By Al Dozier
The new elementary school for Lexington-Richland District 5 is on track for completion in May of 2021 despite extensive rain delays during construction, according to a presentation at the June 15 board meeting.
Construction on the second-floor steel project and deck is now under way. Roofing and painting are ahead of schedule, according to officials with Quackenbush Architects.
The 105,000-square foot school identified as “Elementary School 13” will be located on Amicks Ferry Road in Chapin and will serve 750 students. Cost of the project is estimated at a maximum of $22.8 million, but officials say it is currently under budget.
Irmo Middle School Principal Cassy Paschal has been named principal of the new school, which is expected to open in the fall of 2021.
Board member Ed White said some questions remain about construction issues, including possible support problems with soil composition around the building’s roadways and curbs. Many of those questions were raised by board member Ken Loveless, who sent a letter to the district’s superintendent seeking answers but said he has not received a response.
Board Chairman Michael Cates said the district can respond to the questions through the service providers, but Monday’s board meeting was not the appropriate time.
During the presentation board member Jan Hammond asked about safety issues related to traffic coming in and out of the site. Safety problems near the heavily travelled Amicks Ferry Road have been raised frequently by residents in the area.

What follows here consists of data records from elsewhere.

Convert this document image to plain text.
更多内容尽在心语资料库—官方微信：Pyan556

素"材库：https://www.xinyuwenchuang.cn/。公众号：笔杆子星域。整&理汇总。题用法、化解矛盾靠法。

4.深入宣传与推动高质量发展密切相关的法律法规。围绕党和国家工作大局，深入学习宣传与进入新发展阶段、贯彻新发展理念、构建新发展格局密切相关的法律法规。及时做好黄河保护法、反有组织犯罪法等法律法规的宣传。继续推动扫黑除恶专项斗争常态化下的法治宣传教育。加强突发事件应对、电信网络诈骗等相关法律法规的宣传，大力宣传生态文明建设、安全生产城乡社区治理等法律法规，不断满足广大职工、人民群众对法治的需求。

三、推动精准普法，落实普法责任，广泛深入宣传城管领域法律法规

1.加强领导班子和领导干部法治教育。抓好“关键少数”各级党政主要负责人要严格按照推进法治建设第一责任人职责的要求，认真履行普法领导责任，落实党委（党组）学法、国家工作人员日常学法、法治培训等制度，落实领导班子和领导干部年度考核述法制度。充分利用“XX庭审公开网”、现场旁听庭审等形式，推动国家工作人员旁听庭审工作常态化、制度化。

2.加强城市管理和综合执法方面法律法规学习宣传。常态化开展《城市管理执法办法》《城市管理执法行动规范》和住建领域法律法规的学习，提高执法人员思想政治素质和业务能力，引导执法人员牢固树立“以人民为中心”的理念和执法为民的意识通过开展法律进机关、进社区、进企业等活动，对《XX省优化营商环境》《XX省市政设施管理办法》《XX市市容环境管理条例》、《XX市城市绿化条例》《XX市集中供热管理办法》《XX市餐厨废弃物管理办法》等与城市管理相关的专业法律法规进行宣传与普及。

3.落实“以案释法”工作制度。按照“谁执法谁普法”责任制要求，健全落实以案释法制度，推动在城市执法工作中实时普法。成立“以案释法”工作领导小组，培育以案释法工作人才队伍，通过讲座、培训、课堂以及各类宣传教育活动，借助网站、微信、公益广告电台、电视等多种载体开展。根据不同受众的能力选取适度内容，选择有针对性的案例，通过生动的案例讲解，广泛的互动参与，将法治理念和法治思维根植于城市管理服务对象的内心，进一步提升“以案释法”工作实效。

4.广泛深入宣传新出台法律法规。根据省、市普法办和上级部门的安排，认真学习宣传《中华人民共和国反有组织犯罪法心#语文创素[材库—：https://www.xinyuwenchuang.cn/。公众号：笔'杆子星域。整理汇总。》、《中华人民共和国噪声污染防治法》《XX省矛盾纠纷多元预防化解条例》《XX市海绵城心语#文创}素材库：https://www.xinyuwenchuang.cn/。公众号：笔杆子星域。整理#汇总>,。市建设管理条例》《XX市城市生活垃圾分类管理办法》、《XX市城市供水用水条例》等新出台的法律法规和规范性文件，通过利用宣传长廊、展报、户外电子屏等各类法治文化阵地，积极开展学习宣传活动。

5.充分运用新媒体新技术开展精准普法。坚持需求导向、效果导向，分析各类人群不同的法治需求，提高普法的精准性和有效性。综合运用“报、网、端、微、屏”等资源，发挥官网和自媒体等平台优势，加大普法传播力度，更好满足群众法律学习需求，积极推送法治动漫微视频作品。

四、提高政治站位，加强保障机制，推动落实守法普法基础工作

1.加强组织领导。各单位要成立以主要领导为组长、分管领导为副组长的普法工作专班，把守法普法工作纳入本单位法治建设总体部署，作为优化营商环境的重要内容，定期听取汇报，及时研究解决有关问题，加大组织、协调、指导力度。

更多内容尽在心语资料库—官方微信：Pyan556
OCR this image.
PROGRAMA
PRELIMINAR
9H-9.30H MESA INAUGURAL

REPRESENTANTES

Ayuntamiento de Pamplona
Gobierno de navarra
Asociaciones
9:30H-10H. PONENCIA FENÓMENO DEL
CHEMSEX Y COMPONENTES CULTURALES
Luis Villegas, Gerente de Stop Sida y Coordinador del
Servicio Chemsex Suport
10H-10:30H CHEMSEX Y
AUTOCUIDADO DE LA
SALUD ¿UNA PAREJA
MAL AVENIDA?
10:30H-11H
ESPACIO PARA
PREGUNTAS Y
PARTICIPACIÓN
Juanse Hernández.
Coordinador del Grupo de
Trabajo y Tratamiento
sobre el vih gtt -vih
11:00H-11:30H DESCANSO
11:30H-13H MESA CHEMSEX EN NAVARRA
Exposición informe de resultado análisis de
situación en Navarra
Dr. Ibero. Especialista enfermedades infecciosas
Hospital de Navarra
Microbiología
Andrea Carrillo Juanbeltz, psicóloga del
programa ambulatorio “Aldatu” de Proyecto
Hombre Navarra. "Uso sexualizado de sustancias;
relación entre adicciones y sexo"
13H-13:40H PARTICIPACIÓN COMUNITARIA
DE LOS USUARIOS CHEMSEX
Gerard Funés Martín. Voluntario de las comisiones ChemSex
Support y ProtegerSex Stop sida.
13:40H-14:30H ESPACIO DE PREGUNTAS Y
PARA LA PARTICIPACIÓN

Quackenbush officials said traffic flow problems are being addressed and will likely include a new traffic signal in the area.
In other action, board members expressed appreciation for the successful graduation ceremonies performed despite the coronavirus safeguards that were put in place.
“I’ve heard numerous compliments about our graduation,” said board member Beth Hutchison.
She called for a round of applause for Superintendent Christina Melton and her staff.
The district held in-person, outdoor graduation ceremonies implementing social distancing and other health measures for graduates and their guests at the district’s three high school football stadiums during the first week in June.
During a discussion of the proposed General Fund Budget for the 2020-2021 School Year, the board was advised meal prices will go up during 2021. Lunch prices will go up from $2.75 to $2.90. Breakfast prices will go up from $1.40 to $1.50.
The budget proposal anticipates expenditures of $198,883,473, while revenues are expected to total $197,861,748.
Because of the uncertainty about state funding, the district has implemented a spending freeze. A proposed STEP increase will be retroactive when final decisions are reached on the budget. Officials expect the district to remain in a suitable financial situation but a lot of issues remain unresolved as the state copes with coronavirus pandemic. The State Department of Education is expected to address shortfalls and future expenses.
The board approved a proposal that discontinues for one year the district’s foreign student exchange program as a safety measure during the coronavirus pandemic.
The board also approved a revised policy on homebound instruction for sick or disabled students.